For Jose, it’s one more step toward unraveling the mysteries of heredity.
“All this work helps us understand where exactly nature ends and where nurture begins,” Jose stated. “Answering fundamental questions like why we look like our parents is the key to truly understanding life and why we are the way we are.”
Better ways to fight disease
Jose hopes that his lab’s work with RNA and inheritance will pave the way to a broader understanding of human diseases and better ways to treat them. He believes that RNA and the way that gene regulation is organized may help scientists understand the origins and causes of conditions that do not fully have a genetic basis like obesity, heart disease and some forms of diabetes. Although tools like CRISPR can edit certain genes known to be linked to disease, the technology has limitations.
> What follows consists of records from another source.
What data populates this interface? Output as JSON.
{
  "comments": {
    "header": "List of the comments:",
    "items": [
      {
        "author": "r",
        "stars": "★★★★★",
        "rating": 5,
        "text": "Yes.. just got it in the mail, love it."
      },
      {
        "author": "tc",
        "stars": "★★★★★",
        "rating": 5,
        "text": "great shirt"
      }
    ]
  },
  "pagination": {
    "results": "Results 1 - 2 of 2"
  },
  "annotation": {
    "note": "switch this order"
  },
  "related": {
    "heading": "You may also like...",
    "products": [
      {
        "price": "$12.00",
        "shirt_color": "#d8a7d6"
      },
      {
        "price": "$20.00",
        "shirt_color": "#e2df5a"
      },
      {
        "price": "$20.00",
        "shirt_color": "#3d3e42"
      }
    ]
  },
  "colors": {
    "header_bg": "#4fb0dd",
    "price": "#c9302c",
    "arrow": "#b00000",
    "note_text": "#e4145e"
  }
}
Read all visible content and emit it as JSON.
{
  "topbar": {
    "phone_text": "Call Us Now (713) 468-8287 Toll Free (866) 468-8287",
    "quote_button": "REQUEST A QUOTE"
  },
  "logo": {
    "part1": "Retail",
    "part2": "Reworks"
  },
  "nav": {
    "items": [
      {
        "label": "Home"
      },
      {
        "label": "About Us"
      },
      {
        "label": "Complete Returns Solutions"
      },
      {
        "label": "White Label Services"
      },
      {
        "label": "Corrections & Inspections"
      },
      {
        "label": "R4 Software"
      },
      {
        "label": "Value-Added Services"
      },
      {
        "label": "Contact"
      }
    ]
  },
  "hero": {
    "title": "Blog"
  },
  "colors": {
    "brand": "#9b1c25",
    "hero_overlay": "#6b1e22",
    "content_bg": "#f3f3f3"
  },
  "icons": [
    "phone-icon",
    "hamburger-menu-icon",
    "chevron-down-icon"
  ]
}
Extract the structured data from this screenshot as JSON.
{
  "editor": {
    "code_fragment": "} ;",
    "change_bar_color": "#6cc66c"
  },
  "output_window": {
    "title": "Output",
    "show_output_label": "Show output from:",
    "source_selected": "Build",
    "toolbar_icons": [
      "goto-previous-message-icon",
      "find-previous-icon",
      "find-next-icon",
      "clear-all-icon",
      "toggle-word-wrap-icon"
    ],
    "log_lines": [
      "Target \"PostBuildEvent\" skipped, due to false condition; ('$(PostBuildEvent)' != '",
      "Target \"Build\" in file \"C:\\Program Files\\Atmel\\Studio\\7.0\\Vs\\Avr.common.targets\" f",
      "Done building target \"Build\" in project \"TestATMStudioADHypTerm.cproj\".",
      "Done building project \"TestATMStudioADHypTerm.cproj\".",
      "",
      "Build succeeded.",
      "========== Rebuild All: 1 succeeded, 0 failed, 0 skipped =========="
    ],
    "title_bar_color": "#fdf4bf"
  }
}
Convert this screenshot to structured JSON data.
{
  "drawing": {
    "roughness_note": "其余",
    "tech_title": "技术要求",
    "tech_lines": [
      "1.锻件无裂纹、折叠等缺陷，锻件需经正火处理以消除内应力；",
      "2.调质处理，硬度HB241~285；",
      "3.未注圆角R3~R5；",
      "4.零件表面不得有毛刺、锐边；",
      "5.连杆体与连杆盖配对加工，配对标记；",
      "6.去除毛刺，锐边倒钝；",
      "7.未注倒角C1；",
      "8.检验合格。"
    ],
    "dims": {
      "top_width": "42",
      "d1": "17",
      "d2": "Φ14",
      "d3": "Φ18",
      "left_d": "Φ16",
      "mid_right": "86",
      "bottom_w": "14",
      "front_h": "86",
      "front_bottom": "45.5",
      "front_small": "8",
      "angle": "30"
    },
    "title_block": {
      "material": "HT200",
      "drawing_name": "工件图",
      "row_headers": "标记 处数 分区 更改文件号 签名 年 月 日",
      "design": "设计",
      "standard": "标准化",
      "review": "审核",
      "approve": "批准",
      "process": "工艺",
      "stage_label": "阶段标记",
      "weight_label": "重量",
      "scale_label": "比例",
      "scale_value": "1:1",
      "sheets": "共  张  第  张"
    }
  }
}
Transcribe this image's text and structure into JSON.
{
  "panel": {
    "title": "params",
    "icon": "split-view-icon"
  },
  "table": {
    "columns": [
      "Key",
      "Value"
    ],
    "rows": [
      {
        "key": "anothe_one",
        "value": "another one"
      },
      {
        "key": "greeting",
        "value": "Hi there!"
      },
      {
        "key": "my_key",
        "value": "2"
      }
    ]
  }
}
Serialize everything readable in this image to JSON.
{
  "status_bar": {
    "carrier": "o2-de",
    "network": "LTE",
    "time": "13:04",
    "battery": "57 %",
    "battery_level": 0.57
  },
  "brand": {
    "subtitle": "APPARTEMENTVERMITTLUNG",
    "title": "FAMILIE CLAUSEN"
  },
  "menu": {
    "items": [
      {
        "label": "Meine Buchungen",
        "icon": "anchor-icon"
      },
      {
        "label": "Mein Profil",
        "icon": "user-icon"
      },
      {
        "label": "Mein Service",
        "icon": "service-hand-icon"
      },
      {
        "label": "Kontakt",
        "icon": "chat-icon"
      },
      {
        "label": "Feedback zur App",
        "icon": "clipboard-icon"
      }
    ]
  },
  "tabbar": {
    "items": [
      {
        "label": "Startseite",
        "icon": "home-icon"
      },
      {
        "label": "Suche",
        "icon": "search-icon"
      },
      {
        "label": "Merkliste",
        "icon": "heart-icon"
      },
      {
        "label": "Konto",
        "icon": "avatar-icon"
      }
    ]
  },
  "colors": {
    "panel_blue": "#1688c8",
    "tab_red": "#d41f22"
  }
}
“Right now, researchers are only dealing with the symptoms of diseases, not the root causes. Most people think that all heritable diseases can be attributed to DNA, but if there’s no single DNA mutation to pin a disease on, how do we explain why someone has the disease?” Jose said. “We don’t understand the bigger picture of gene regulation yet. But finding out how RNA can enter cells efficiently and how well it can turn on or turn off certain genes is crucial for finding and repairing conditions that are passed along without changes in DNA.”